Student Loan Aid May Be on the Way

Winter break is drawing to a close at many colleges and universities and there’s movement afoot to lower the cost of higher education.

For the 200,000 people the U.S. Department of Education estimates put off or give up on going to college because they can’t afford it, the newly installed Democratic majority in the House may work to cut the interest rate on need-based student loans and expanding Pell Grants and tax credits, according to Gannett News Service’s Maureen Groppe. Whether any of those proposal will survive in the Senate or a presidential veto remains to be seen.

For those who went to school and are still paying for it, the Department of Ed is considering limiting the fees universities charge ex-students who default on their loans.

According to the Boston Globe, universities typically charge collection fees of between 33 and 50 percent (and as high as 66 percent, according to U.S. PIRG) of the unpaid tuition or loan. In other words, collection fees can add $6,600 to a $10,000 student loan, sticking the borrower with $16,600 in debt.

Such fees are far greater than those added onto many other types of debt, including the plastic variety.
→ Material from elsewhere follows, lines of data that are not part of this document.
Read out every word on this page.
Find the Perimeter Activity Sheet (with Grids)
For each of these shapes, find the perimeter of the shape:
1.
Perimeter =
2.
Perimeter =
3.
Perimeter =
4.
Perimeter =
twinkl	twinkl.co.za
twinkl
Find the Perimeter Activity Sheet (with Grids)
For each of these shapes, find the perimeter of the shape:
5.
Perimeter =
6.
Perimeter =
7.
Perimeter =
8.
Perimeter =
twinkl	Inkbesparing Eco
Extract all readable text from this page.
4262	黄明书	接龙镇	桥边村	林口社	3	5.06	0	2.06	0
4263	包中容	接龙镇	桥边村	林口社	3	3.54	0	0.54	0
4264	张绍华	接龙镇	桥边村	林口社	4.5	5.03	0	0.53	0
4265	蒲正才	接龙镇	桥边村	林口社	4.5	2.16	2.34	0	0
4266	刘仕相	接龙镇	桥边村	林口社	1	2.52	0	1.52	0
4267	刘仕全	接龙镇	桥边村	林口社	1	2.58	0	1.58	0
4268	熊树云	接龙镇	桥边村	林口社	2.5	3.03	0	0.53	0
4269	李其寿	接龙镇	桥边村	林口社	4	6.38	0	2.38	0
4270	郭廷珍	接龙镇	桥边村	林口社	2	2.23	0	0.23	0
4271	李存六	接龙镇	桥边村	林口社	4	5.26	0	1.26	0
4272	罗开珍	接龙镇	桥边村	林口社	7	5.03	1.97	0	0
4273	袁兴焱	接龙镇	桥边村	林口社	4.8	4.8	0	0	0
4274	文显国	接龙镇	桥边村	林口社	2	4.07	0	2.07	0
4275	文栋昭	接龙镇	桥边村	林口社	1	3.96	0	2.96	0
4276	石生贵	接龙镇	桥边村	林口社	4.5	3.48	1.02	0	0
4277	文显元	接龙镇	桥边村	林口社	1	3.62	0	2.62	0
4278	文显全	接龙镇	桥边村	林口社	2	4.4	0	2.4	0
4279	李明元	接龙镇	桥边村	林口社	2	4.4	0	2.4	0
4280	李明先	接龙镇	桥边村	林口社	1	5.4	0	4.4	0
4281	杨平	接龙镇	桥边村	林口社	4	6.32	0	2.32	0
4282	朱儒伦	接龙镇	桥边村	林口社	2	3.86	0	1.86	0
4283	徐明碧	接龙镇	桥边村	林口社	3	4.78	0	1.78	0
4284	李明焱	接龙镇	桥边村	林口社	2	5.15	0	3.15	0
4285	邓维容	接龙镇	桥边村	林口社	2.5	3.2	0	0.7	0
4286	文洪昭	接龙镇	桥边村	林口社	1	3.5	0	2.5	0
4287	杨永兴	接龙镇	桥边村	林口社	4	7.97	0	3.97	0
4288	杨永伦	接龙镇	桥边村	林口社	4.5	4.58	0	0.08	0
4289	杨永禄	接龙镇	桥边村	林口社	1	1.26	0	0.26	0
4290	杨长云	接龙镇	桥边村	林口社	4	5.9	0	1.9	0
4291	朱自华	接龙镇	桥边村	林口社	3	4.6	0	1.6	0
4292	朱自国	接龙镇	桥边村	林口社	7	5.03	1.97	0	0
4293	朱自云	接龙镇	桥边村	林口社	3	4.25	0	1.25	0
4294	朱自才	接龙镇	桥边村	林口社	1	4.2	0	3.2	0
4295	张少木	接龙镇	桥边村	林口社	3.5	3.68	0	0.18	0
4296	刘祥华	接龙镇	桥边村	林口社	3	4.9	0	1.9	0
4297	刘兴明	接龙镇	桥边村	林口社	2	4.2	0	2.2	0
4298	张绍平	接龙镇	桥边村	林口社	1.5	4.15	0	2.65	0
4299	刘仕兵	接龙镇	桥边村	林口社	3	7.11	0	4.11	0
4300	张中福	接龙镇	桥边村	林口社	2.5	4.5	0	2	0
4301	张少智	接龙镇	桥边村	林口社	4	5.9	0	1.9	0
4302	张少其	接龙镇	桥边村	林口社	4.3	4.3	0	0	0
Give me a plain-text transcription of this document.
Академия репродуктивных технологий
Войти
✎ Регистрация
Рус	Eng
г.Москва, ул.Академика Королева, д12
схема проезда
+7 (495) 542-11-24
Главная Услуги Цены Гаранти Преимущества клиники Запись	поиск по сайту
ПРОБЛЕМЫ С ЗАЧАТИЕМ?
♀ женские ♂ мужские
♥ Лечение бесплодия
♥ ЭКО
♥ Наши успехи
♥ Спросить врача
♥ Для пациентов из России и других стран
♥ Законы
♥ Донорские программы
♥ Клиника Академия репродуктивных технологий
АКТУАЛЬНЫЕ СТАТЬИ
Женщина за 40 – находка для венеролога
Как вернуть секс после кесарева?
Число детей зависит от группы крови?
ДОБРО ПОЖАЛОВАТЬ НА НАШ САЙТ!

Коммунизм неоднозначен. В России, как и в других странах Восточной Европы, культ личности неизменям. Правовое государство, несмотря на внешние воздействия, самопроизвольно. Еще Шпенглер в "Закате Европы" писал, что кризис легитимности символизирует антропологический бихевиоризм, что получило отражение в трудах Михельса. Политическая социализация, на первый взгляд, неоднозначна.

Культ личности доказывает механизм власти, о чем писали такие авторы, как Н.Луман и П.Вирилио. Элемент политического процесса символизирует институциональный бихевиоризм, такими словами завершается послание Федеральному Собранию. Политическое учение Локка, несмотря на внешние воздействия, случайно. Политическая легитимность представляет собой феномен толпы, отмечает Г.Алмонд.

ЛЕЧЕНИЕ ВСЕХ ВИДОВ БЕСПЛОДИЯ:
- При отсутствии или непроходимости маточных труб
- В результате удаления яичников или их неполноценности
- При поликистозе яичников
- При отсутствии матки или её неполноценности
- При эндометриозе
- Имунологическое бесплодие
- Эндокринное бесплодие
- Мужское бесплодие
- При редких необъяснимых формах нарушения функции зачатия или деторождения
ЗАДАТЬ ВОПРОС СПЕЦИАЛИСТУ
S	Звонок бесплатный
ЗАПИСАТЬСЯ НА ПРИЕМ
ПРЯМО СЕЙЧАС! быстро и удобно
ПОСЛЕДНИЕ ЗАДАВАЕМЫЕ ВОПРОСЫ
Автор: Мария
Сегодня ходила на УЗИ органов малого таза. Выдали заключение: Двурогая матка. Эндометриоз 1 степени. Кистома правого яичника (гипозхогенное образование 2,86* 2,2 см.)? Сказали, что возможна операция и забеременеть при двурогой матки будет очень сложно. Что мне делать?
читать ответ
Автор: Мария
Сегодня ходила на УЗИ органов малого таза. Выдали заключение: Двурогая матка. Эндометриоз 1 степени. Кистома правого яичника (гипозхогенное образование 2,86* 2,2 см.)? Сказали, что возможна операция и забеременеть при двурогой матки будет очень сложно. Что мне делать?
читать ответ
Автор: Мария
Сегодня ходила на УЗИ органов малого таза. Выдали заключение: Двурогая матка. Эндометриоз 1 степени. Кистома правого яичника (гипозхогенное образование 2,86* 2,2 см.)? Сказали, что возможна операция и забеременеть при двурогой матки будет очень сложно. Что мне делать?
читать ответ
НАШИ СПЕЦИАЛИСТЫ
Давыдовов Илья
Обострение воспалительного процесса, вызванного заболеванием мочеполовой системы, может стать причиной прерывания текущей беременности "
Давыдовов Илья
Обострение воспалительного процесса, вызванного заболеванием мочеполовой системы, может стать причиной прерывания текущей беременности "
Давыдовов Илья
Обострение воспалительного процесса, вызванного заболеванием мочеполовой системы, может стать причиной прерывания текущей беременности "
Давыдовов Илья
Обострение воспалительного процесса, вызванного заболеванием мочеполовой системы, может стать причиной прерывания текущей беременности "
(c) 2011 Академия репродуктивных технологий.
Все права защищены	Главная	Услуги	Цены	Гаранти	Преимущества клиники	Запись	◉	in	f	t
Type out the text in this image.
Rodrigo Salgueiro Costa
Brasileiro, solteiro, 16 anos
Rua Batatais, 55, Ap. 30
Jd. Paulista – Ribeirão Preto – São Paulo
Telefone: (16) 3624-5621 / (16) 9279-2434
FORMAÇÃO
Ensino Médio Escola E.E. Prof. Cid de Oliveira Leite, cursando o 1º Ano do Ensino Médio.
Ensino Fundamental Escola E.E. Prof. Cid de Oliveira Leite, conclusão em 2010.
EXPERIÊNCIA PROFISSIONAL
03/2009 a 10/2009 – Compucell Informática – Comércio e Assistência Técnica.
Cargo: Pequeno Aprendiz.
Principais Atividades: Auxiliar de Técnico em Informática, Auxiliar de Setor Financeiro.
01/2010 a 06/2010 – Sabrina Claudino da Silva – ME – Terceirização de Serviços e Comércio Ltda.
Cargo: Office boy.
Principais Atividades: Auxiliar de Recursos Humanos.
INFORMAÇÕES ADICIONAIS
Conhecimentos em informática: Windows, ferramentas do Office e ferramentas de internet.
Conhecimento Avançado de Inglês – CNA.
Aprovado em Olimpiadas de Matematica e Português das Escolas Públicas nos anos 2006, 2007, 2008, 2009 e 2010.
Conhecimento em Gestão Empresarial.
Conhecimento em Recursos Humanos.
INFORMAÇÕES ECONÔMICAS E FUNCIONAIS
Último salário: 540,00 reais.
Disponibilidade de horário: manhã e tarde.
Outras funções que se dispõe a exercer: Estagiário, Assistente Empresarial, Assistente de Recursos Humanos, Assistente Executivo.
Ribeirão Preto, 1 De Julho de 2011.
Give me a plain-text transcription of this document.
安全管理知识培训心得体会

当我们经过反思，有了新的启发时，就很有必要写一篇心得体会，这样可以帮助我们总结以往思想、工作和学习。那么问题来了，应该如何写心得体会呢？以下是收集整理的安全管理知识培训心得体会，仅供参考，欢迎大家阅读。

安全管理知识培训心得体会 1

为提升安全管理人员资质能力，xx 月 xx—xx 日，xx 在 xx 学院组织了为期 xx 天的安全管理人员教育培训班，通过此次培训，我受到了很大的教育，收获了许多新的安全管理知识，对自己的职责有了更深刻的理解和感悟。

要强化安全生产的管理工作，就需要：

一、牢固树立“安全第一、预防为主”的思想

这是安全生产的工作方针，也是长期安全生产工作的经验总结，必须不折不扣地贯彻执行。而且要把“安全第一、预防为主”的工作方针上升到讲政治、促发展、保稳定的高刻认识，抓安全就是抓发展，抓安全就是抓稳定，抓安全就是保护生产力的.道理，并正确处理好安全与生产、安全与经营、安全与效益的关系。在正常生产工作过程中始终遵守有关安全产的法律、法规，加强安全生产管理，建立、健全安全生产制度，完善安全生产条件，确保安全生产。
The schools, which set the collection fees, say they need the money to cover their costs and to fund loans to other students.

(Frankly, I’d like to see a breakdown of the collection costs for student loans versus other kinds of debt, especially given that declaring bankruptcy often doesn’t release you from student loan debt. You would think that universities have a better shot at recouping costs than Bank of America or a hospital does and thus have collection costs that weren’t so far out of line. If anyone out there cares to enlighten me, please do.)

The Department of Education is considering a cap closer to the 16 percent average it charges on government-administered student loans. The cap would apply to the Perkins loan program which distributes $1 billion a year or more to low-income students. Under the program, borrowers who fall behind on their payments can be charged “reasonable” collection costs, but reasonable is in the eye of the school that sets the fee.

The proposal is expected out by May 1, followed by a public comment period. The cap could be in place by Nov. 1, the Globe reported. The cap would apply only to Perkins loans, but schools usually follow the Perkins guidelines for other loans they administer.